Fim da luta: China elimina sobretaxas sobre o vinho australiano

O capítulo final de uma longa disputa. Três anos e meio após a imposição de pesadas sobretaxas sobre o vinho australiano, a China decidiu pela volta do comércio de vinho em larga escala entre os dois países. O Ministério do Comércio chinês confirmou em 28 de março de 2024 que “encerraria a cobrança de direitos antidumping” sobre vinhos importados da Austrália, com validade a partir de 29 de março.

O primeiro-ministro australiano, Anthony Albanese, declarou que seu governo saudou a decisão e confirmou que abandonará seu processo contra a China na Organização Mundial do Comércio (OMC). “A reentrada dos vinhos engarrafados australianos no mercado chinês beneficiará tanto os produtores australianos quanto os consumidores chineses”, disse ele.

Sobretaxas e enorme redução nas exportações

As sobretaxas, que variaram entre 107% e 212%, foram introduzidas em 2020 para diversas das marcas de vinho mais conhecidas da Austrália. Este movimento dos chineses fez parte de uma ampla disputa diplomática entre os governos de Canberra e Pequim. Ela envolvia não somente comércio, mas também direitos humanos, segurança nacional e COVID-19. Na época, o governo chinês proibiu também a entrada de outros produtos australianos. Entre eles, carvão, lagostas, cevada e outros itens de exportação, com valor de cerca de US$ 20 bilhões.

Na época, os chineses deixaram clara sua justificativa. Eles acusaram diversos produtores australianos, incluindo o gigante Treasury Wine Estates, de vender vinhos no mercado chinês a preços artificialmente baratos, o chamado dumping. Para Beiing, estas práticas comerciais distorciam a competição e prejudicavam os produtores locais. As alegações, porém, foram prontamente rejeitadas por exportadores australianos e pelo governo.

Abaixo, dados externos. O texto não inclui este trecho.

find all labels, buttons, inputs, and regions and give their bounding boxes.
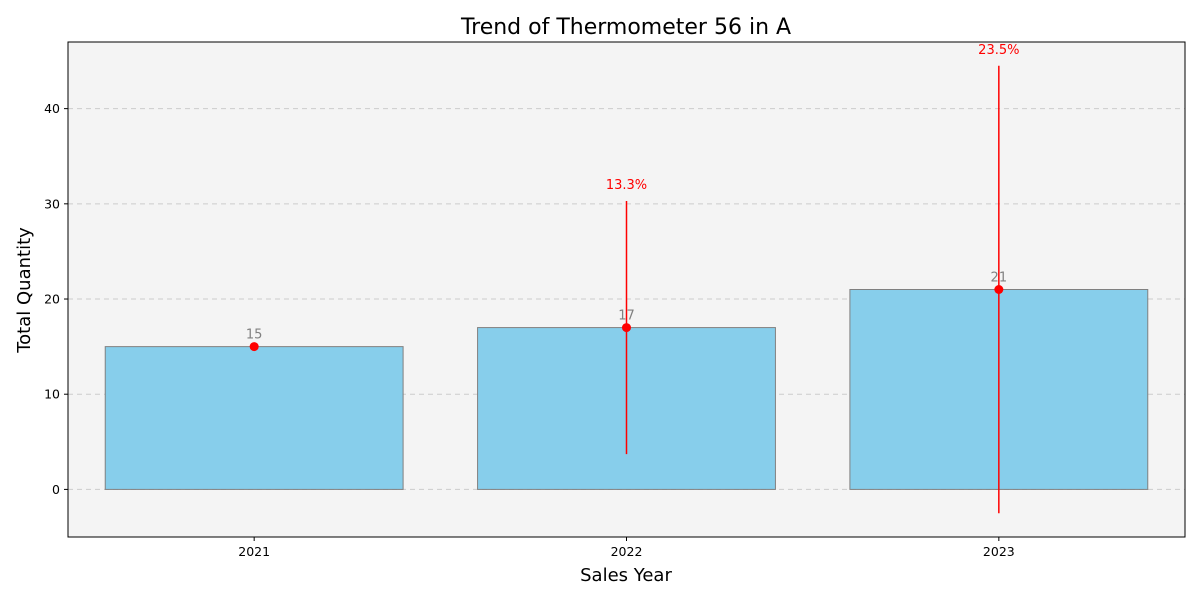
value-label: 17 [618, 309, 635, 324]
bar [104, 346, 404, 490]
y-axis: 0 10 20 30 40 [44, 101, 68, 497]
value-label: 15 [246, 328, 263, 343]
y-tick-label: 20 [44, 292, 60, 307]
data-labels: 15 17 13.3% 21 23.5% [246, 43, 1020, 343]
y-tick-label: 40 [44, 101, 60, 116]
data-point [622, 323, 631, 333]
x-axis: 2021 2022 2023 [238, 537, 1015, 559]
y-tick-label: 0 [52, 482, 60, 497]
chart-title: Trend of Thermometer 56 in A [460, 15, 791, 40]
y-tick-label: 30 [44, 196, 60, 211]
markers [249, 285, 1004, 352]
x-tick-label: 2021 [238, 544, 270, 559]
x-tick-label: 2022 [611, 544, 643, 559]
data-point [994, 285, 1004, 294]
y-axis-label: Total Quantity [14, 227, 35, 354]
x-tick-label: 2023 [983, 544, 1015, 559]
x-axis-label: Sales Year [580, 565, 672, 586]
data-point [249, 342, 259, 352]
plot-area: 15 17 13.3% 21 23.5% [67, 41, 1186, 538]
value-label: 21 [991, 271, 1008, 286]
change-label: 23.5% [978, 43, 1019, 58]
y-tick-label: 10 [44, 387, 60, 402]
change-label: 13.3% [606, 178, 647, 193]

O impacto sobre os produtores australianos foi significativo e a retirada das sobretaxas deve abrir um novo capítulo na relação comercial entre os dois países. A Treasury Wines, dona da marca Penfolds, afirmou que buscará expandir suas operações na China, depois de perder 97% de seu mercado após a implementação das tarifas. As exportações de vinho da Austrália para a China atingiam cerca US$ 1,1 bilhão em 2019 e, entre 2019/2020, o mercado chinês era o primeiro destino dos vinhos australianos, com 39% do valor total das exportações. Após a decisão chinesa, caíram para quase zero.

Perspectivas

O governo chinês afirmou que a decisão de suspender as sobretaxas foi tomada após analisar o mercado local de vinhos. Em comunicado, afirmou que “O Ministério do Comércio decidiu que, tendo em vista as mudanças na situação do mercado de vinhos na China, não é mais necessário impor direitos antidumping e compensatórios sobre vinhos importados da Austrália”.

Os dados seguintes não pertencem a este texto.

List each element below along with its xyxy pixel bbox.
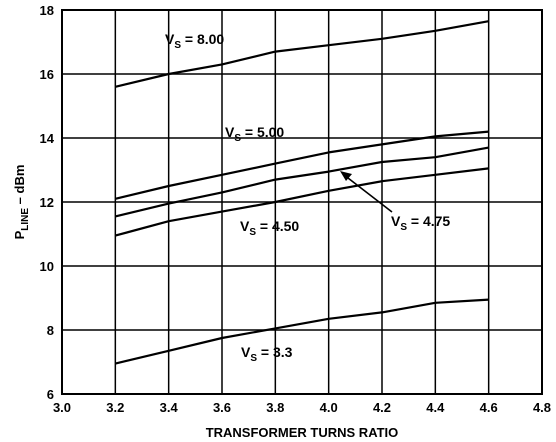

A medida representa um alívio para os australianos. Em nota, o CEO da Treasury Wines, Tim Ford, mostrou uma postura otimista. “Estamos ansiosos para fazer parcerias com nossos clientes locais para restabelecer nosso portfólio no mercado chinês, enquanto continuamos a ser um contribuinte significativo para o desenvolvimento e crescimento da indústria vinícola chinesa.” O primeiro-ministro Albanese afirmou que espera que as exportações de vinho australiano para a China atinjam novos máximos.

Nem todos, porém, têm esta visão otimista. A crise econômica da China fez as vendas de vinho caírem em todo o país. O presidente-executivo da Accolade Wines, Robert Foye, disse que não espera que o comércio retorne aos níveis pré-pandemia. “Embora não antecipemos um retorno aos níveis de 2020, vemos uma oportunidade considerável para nossos negócios na China. Estamos entusiasmados com o potencial de longo prazo que esse mercado traz”.